When a program gets killed or crashed, no cleanup function can be called. Is there any way to release the named semaphore in this situation in Linux? Seems like POSIX semaphore doesn't solve this problem.

CodePudding user response：

A possible solution is to create a file lock or socket for each process. Check these filelocks or sockets to check if any other consumer has been down, then recycle their semaphore. It works fine, but I'm curious about the performance.

CodePudding user response：

Unlike mutexes and rwlocks, named semaphores do not need to be "cleaned up" by the same process, so we can use a dedicated child process to monitor the parent process, and clean up the semaphore when necessary, even if the parent process dies unexpectedly.

For general background, see man 7 sem_overview, especially section Named semaphores.

Essentially, immediately after creating or opening the named semaphore, the process will create a pipe (see pipe()) and fork() a child process. The child process will reset signal handlers if necessary, redirect standard output and error to /dev/null, the read end of the pipe to standard input, and close all other file descriptors. It will then do a blocking read() from the standard input. If it returns 0, indicating end of input, the child process will clean up the semaphore and exit. If the child process reads even a single byte from the standard input, it will simply immediately exit. (If an error occurs, the correct action depends on your needs; but options range from ignoring to signaling the parent using one of the POSIX realtime signals to exiting with or without named semaphore cleanup.)

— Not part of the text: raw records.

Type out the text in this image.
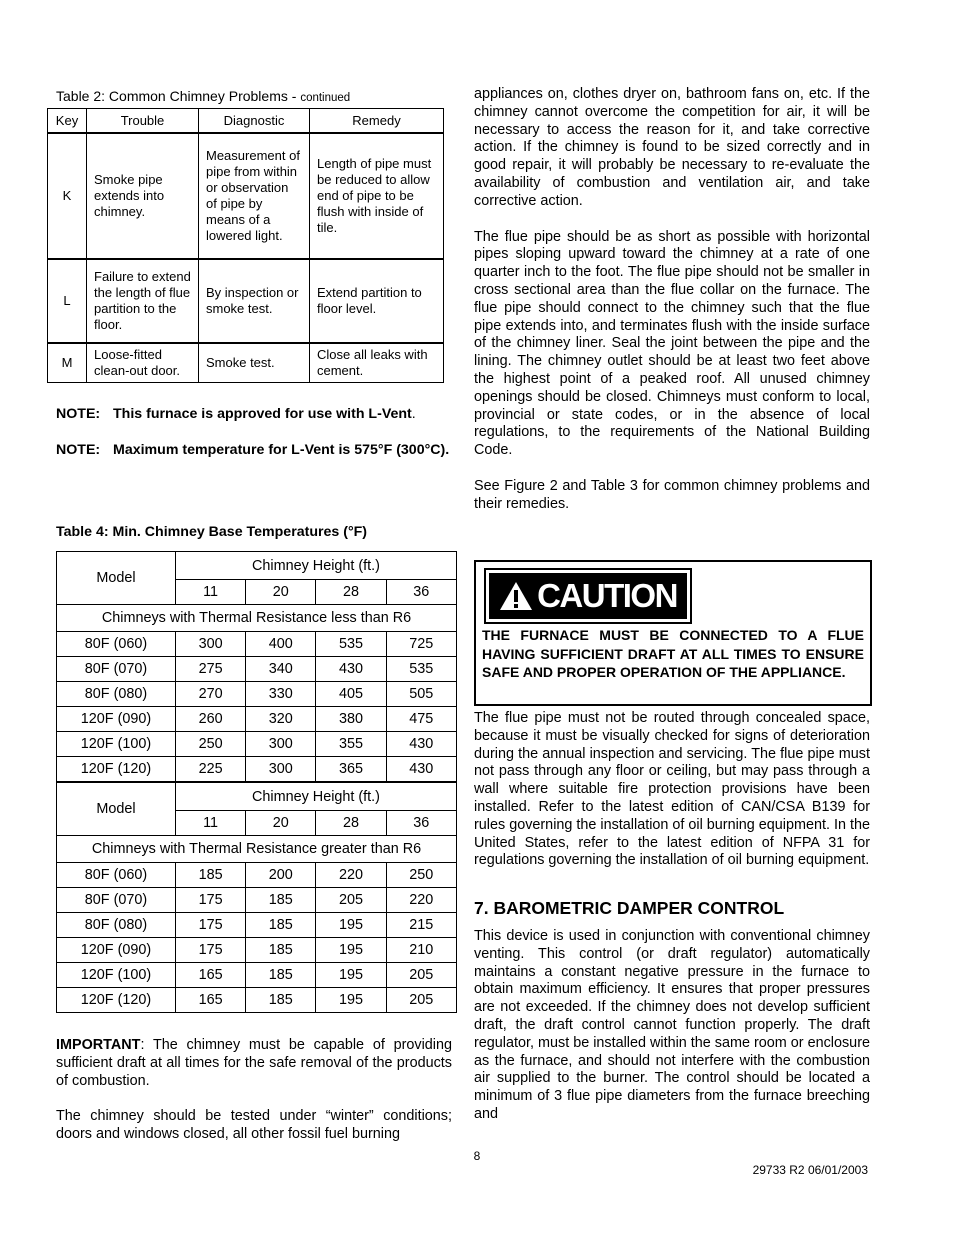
Table 2: Common Chimney Problems - continued
Key	Trouble	Diagnostic	Remedy
K	Smoke pipe extends into chimney.	Measurement of pipe from within or observation of pipe by means of a lowered light.	Length of pipe must be reduced to allow end of pipe to be flush with inside of tile.
L	Failure to extend the length of flue partition to the floor.	By inspection or smoke test.	Extend partition to floor level.
M	Loose-fitted clean-out door.	Smoke test.	Close all leaks with cement.
NOTE: This furnace is approved for use with L-Vent.
NOTE: Maximum temperature for L-Vent is 575°F (300°C).
Table 4: Min. Chimney Base Temperatures (°F)
Model	Chimney Height (ft.)			
	11	20	28	36
Chimneys with Thermal Resistance less than R6				
80F (060)	300	400	535	725
80F (070)	275	340	430	535
80F (080)	270	330	405	505
120F (090)	260	320	380	475
120F (100)	250	300	355	430
120F (120)	225	300	365	430
Model	Chimney Height (ft.)			
	11	20	28	36
Chimneys with Thermal Resistance greater than R6				
80F (060)	185	200	220	250
80F (070)	175	185	205	220
80F (080)	175	185	195	215
120F (090)	175	185	195	210
120F (100)	165	185	195	205
120F (120)	165	185	195	205

IMPORTANT: The chimney must be capable of providing sufficient draft at all times for the safe removal of the products of combustion.

The chimney should be tested under “winter” conditions; doors and windows closed, all other fossil fuel burning

appliances on, clothes dryer on, bathroom fans on, etc. If the chimney cannot overcome the competition for air, it will be necessary to access the reason for it, and take corrective action. If the chimney is found to be sized correctly and in good repair, it will probably be necessary to re-evaluate the availability of combustion and ventilation air, and take corrective action.

The flue pipe should be as short as possible with horizontal pipes sloping upward toward the chimney at a rate of one quarter inch to the foot. The flue pipe should not be smaller in cross sectional area than the flue collar on the furnace. The flue pipe should connect to the chimney such that the flue pipe extends into, and terminates flush with the inside surface of the chimney liner. Seal the joint between the pipe and the lining. The chimney outlet should be at least two feet above the highest point of a peaked roof. All unused chimney openings should be closed. Chimneys must conform to local, provincial or state codes, or in the absence of local regulations, to the requirements of the National Building Code.

See Figure 2 and Table 3 for common chimney problems and their remedies.

CAUTION
THE FURNACE MUST BE CONNECTED TO A FLUE HAVING SUFFICIENT DRAFT AT ALL TIMES TO ENSURE SAFE AND PROPER OPERATION OF THE APPLIANCE.

The flue pipe must not be routed through concealed space, because it must be visually checked for signs of deterioration during the annual inspection and servicing. The flue pipe must not pass through any floor or ceiling, but may pass through a wall where suitable fire protection provisions have been installed. Refer to the latest edition of CAN/CSA B139 for rules governing the installation of oil burning equipment. In the United States, refer to the latest edition of NFPA 31 for regulations governing the installation of oil burning equipment.

7. BAROMETRIC DAMPER CONTROL

This device is used in conjunction with conventional chimney venting. This control (or draft regulator) automatically maintains a constant negative pressure in the furnace to obtain maximum efficiency. It ensures that proper pressures are not exceeded. If the chimney does not develop sufficient draft, the draft control cannot function properly. The draft regulator, must be installed within the same room or enclosure as the furnace, and should not interfere with the combustion air supplied to the burner. The control should be located a minimum of 3 flue pipe diameters from the furnace breeching and

8
29733 R2 06/01/2003
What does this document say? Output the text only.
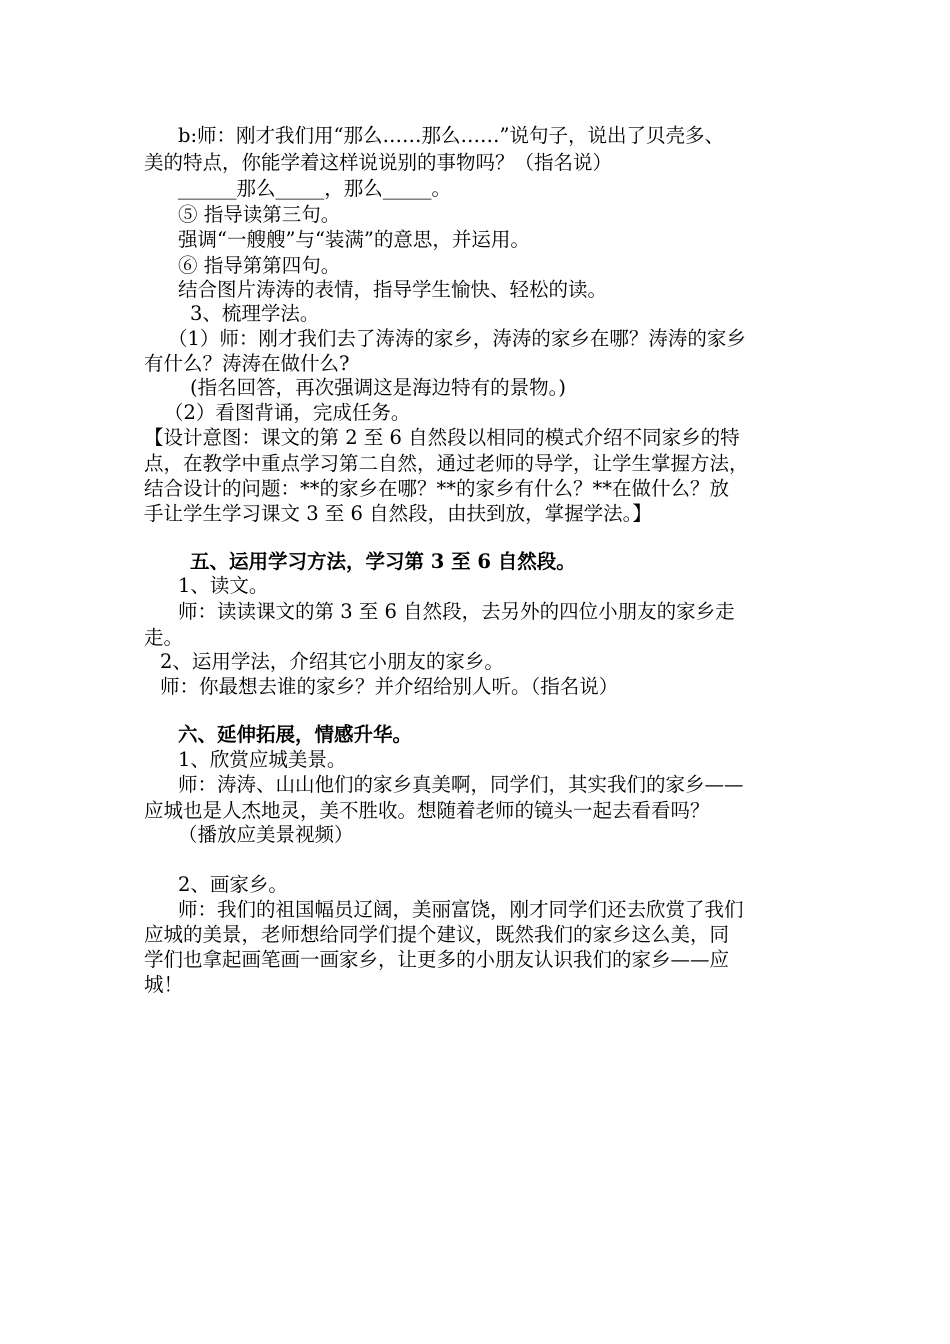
b:师：刚才我们用“那么……那么……”说句子，说出了贝壳多、
美的特点，你能学着这样说说别的事物吗？（指名说）
______那么_____，那么_____。
⑤ 指导读第三句。
强调“一艘艘”与“装满”的意思，并运用。
⑥ 指导第第四句。
结合图片涛涛的表情，指导学生愉快、轻松的读。
3、梳理学法。
（1）师：刚才我们去了涛涛的家乡，涛涛的家乡在哪？涛涛的家乡
有什么？涛涛在做什么?
(指名回答，再次强调这是海边特有的景物。)
（2）看图背诵，完成任务。
【设计意图：课文的第 2 至 6 自然段以相同的模式介绍不同家乡的特
点，在教学中重点学习第二自然，通过老师的导学，让学生掌握方法，
结合设计的问题：**的家乡在哪？**的家乡有什么？**在做什么？放
手让学生学习课文 3 至 6 自然段，由扶到放，掌握学法。】
五、运用学习方法，学习第 3 至 6 自然段。
1、读文。
师：读读课文的第 3 至 6 自然段，去另外的四位小朋友的家乡走
走。
2、运用学法，介绍其它小朋友的家乡。
师：你最想去谁的家乡？并介绍给别人听。（指名说）
六、延伸拓展，情感升华。
1、欣赏应城美景。
师：涛涛、山山他们的家乡真美啊，同学们，其实我们的家乡——
应城也是人杰地灵，美不胜收。想随着老师的镜头一起去看看吗？
（播放应美景视频）
2、画家乡。
师：我们的祖国幅员辽阔，美丽富饶，刚才同学们还去欣赏了我们
应城的美景，老师想给同学们提个建议，既然我们的家乡这么美，同
学们也拿起画笔画一画家乡，让更多的小朋友认识我们的家乡——应
城！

The parent process will close the read end of the pipe, but keep the write end handy. If the parent process crashes or dies unexpectedly, the kernel closes the write end, which causes the child end to detect the end-of-input condition, and do the named semaphore cleanup. If the parent process no longer needs the child, it can simply write() a single byte to the pipe, which causes the child process to exit, and reap the child process using waitpid().

In the case where the parent process dies and the child process does the cleanup and then exits, it will become a zombie for a short time (because its parent no longer exists to reap it), but that is okay: the init process (PID 1) will reap the process very quickly. (It is designed to do this, it is completely normal.)

In general, you want to open/create the named semaphore and fork the guardian child process as early as possible in your program, so that the child process can be as simple as possible. For example, if you create sockets, or have open files, while forking the child, the child process will inherit copies of the descriptions. Because the child process does not exec a separate binary, just runs a dedicated function, even O_CLOEXEC/FD_CLOEXEC file descriptor flags will not help here.